“I don’t know art, but I know what I like,” is a philosophy many people adhere to when buying art for their own home or private collection.
Most art has no inherent value – with the exception of, for example, ornaments made of precious metals like gold and silver, where the metal content has value as a commodity.
But even so, much of the sale price of an artwork is based on the value of the artistry and not the materials, and ultimately depends only on how much someone is willing to pay for it.
This can make art investment challenging. Some big-name artists will always fetch a substantial sale price, while up-and-coming names should make bigger gains if you can find them early in their career.
Beyond that, it can be difficult to track the fundamentals of the broader art investment market – so how can you make it work?
Analysts generally agree that there is significant potential in art investment – in 2018 by November alone, the Art Market Research Art 100 Index was up 10.6% according to a Wall Street Journal report.
Even without December’s results, art investors saw double digit growth that outpaced every other category.
So what stops more investors from putting funds into art? Perhaps it is the contradiction between buying art because you like it, as opposed to investing based on a tight risk-reward analysis and predictable gains.
Getting started in art investment can take considerable capital, at the very least several thousands of pounds or dollars, and the most valuable collections that go up for auction are usually the result of decades of dedicated work.
Certainly art investment is not a quick buy-in, sell-out process to add a few percent to the value of your portfolio in the space of 6-12 months.
Playing the long game
With this need for a long-term approach to art investment in mind, this means investors face a purchase of an asset they may intend to hold for 5-10 years or more, based on little to no historic data.
You can look at the art market as a whole to see if prices are trending up or down – and overall on an annualised basis, they have been heading upwards for some time now – but ultimately when buying an individual artwork, you’re speculating on a volatile market.
The variety of different ways to sell art make it even more difficult to calculate a single, accurate expected selling price.
Art auctions make the headlines because these are where the eye-watering sums of money tend to be paid, in a public place where others can report the news.
But behind closed doors, art dealers, galleries and the artists themselves are also selling works every single day, adding to the complexity and real-world value of the market.
And finally, some of the market’s value comes from the artworks that rarely – if ever – come up for sale, but whose perceived value if they were to be sold can have an influence on other works by the same artist and on the wider market as a whole.
Private or public?
It’s not just the auctions that take place in a more public setting; in many cases the most desirable, significant and therefore valuable artworks are sold or donated to galleries and museums.
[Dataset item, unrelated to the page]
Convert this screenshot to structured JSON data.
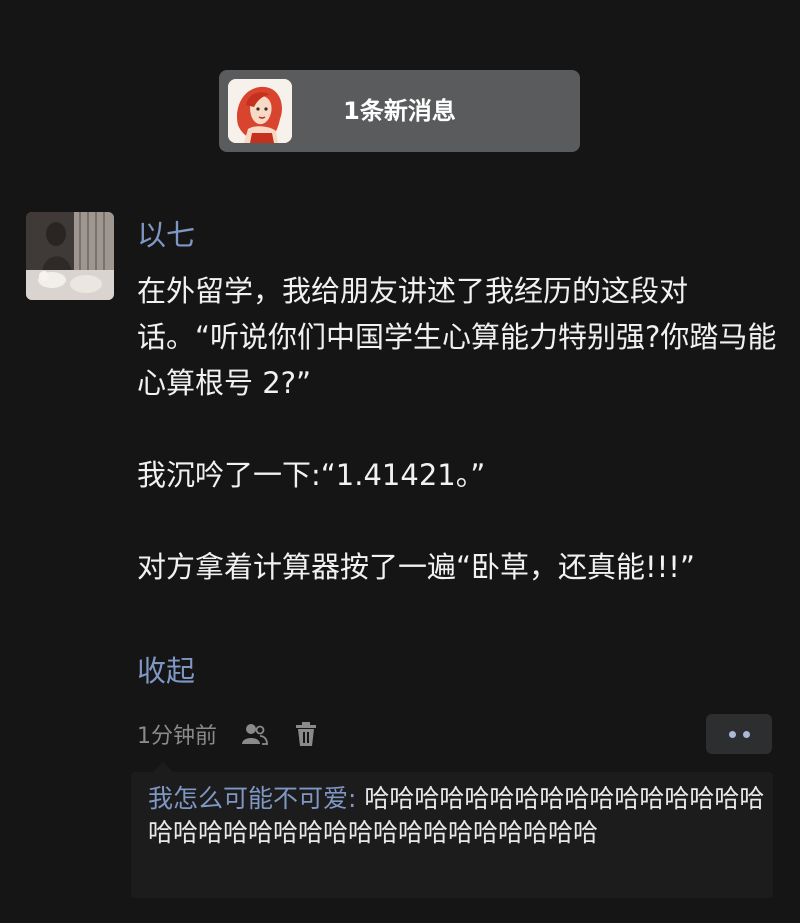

Once in a museum collection, it is unlikely that a major artwork will return to private ownership in the sense of an individual investor’s home collection.
Again, this makes the remaining privately owned works by that artist a scarcer commodity, pushing up the prices of works that were once considered less desirable.
Without physically destroying any art, this pushes the balance from supply to demand, taking the price of available works with it.
Ironically, this is driven in part by high net worth individuals trying to offset their taxes by buying art pieces for massive prices and then donating them to their own not-for-profit foundations.
This allows them to avoid paying tax on the purchase price, but moves the art into a less private form of ownership at the same time, contributing towards the inflationary effect described above.
In fact the impact of inflation makes this a self-supporting technique, as the ever-growing prices of the artworks involve lend themselves to ever-larger tax write-offs along the way.
The true price of art
For every collection that raises millions at auction, there are private collectors sitting on names that never found the acclaim they expected.
Even if those artworks hold their original value, the fees associated with buying, storing and later selling them can add up to a net loss at resale.
On a single purchase at auction, fees might include a buyer’s premium of around 25%, plus VAT or sales tax, shipping and handling, taking a bite out of the buyer’s budget that adds up to almost a third – and that’s before the work is insured and stored.
In many cases it is more sensible for investors to hold on to their collection in the hope that it will somehow gain value in the future, rather than to dispose of it at a loss.
Because of this, there is a bias towards only profitable pieces going to market, with no way to calculate a true underlying rate of appreciation or depreciation for art as a class in its entirety.
The more investors focus on selling their most profitable pieces, the more apparent this bias becomes – which raises the question of how many investors are achieving those double-digit headline gains.
Once all of the fees and costs are taken into account, a true figure for appreciation in art’s value in general could be closer to 5-6% – but a single work may need to gain around 80% just to break even when selling.
That means holding on to works for over a decade just to cover costs and is a good indication of why those valuable estates at auction are often decades in the making.
For everyday investors, the real challenge is to profit from art over the short to medium term without allowing costs and fees to turn double-digit gains into substantial losses – and in order to do that, you need a strategy that goes beyond just buying what you like.